Who’s Tampering with the Trinity? (Part 1)

by | Jul 13, 2011 | Systematic Theology

Who’s Tampering with the Trinity? That is the name of a book that is perhaps the most recent installment of a major debate going on among “evangelicals” on the subject of the Trinity. The subtitle of the book identifies the debate in question: An Assessment of the Subordination Debate. In this book Millard J. Erickson attempts an even-handed evaluation of the debate over the Trinity as it relates to what is called the eternal subordination of the Son. In case you are new to this debate it is intimately related to the ongoing debate between “egalitarians” and “complementarians” on the relation of men and women in the home and in the church. The two sides to the Trinitarian debate are often, in fact, described by these two names. Erickson, however, prefers to call the egalitarians “equivalentists” because they believe that each person is equivalent in authority with regard to one another. He prefers to call the complementarians “gradationists” because they believe that the Son and Spirit are subordinate to the Father among the persons of the Trinity. At the end Erickson (who is an egalitarian with regard to the relations of men and women) sides with equivalentists. He even suggests, though he acknowledges no gradationist holds that heresy today, a danger that gradationists in future generations will fall into Arianism.

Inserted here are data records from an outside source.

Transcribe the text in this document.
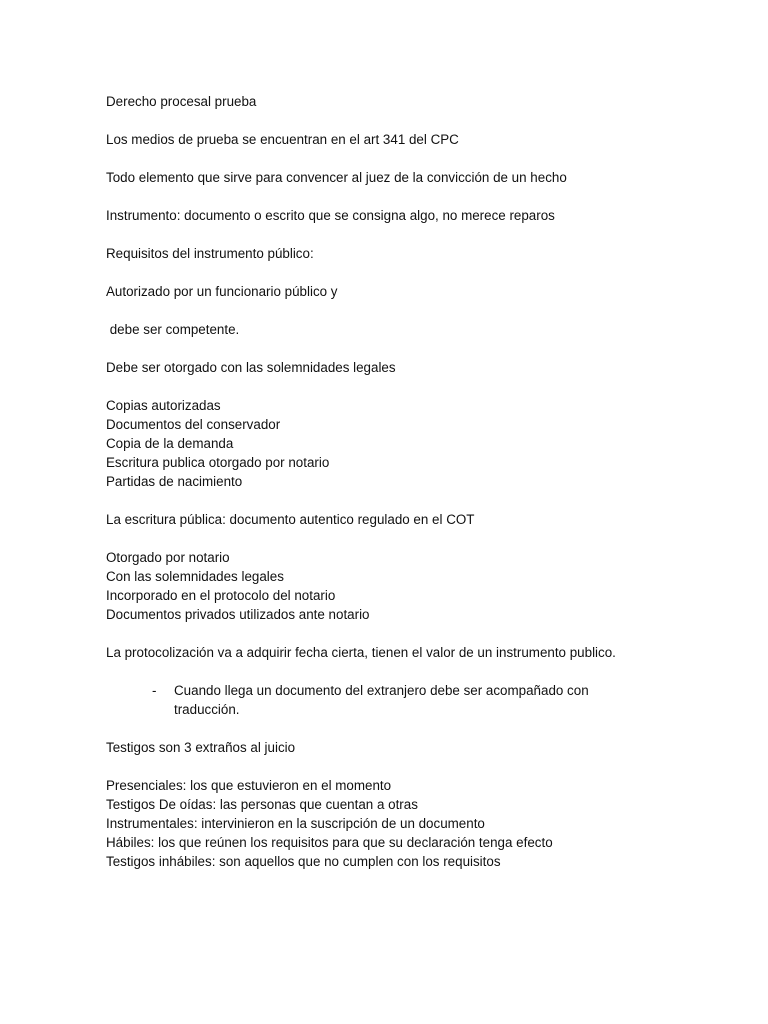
Derecho procesal prueba

Los medios de prueba se encuentran en el art 341 del CPC

Todo elemento que sirve para convencer al juez de la convicción de un hecho

Instrumento: documento o escrito que se consigna algo, no merece reparos

Requisitos del instrumento público:

Autorizado por un funcionario público y

debe ser competente.

Debe ser otorgado con las solemnidades legales

Copias autorizadas
Documentos del conservador
Copia de la demanda
Escritura publica otorgado por notario
Partidas de nacimiento

La escritura pública: documento autentico regulado en el COT

Otorgado por notario
Con las solemnidades legales
Incorporado en el protocolo del notario
Documentos privados utilizados ante notario

La protocolización va a adquirir fecha cierta, tienen el valor de un instrumento publico.

- Cuando llega un documento del extranjero debe ser acompañado con traducción.

Testigos son 3 extraños al juicio

Presenciales: los que estuvieron en el momento
Testigos De oídas: las personas que cuentan a otras
Instrumentales: intervinieron en la suscripción de un documento
Hábiles: los que reúnen los requisitos para que su declaración tenga efecto
Testigos inhábiles: son aquellos que no cumplen con los requisitos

Erickson’s views have been reviewed and criticized in at least two major articles. One is by Steve Wellum in the journal of The Council on Biblical Manhood and Womanhood. It is entitled, “Irenic and Unpersuasive: A Review of Millard J. Erickson, Who’s Tampering with the Trinity?” The other response is by Keith Johnson in Themelios (36:1). It is not a direct critique of Erickson, but mentions his views many times.

Though—quite honestly—I deplore Erickson’s conclusions on this subject, his book is a helpful primer on the whole debate. Again, though I think him quite insensitive to the nature of historical Trinitarianism on the issues under concern in the present debate, as a survey of Trinitarian approaches to this issue over the last 150 years it is quite helpful. Here are my conclusions from reading Erickson, Wellum, Johnson, and a host of others on the subject of the Trinity with a view to the modern debate over the eternal functional subordination of the Son.

I believe that (1) significant problems have developed among evangelicals since the Enlightenment on the doctrine of the Trinity, (2) these problems directly contributed to an egalitarian or equivalentist view of the Trinity, (3) an understanding of the historical Trinitarianism articulated in the Nicene Creed and its massive, abiding, biblical basis supports the doctrine of eternal generation, (4) the Nicene doctrine of eternal generation is the historical and biblical basis for holding what is (perhaps a little clumsily) called by recent theologians the eternal, functional subordination of the Son, (5) the eternal functional subordination of the Son is consistent with His full and undiluted deity, and finally (6) this Nicene doctrine of Trinity undercuts the fundamental premise of Egalitarianism that equality of nature and subordination of role are inconsistent.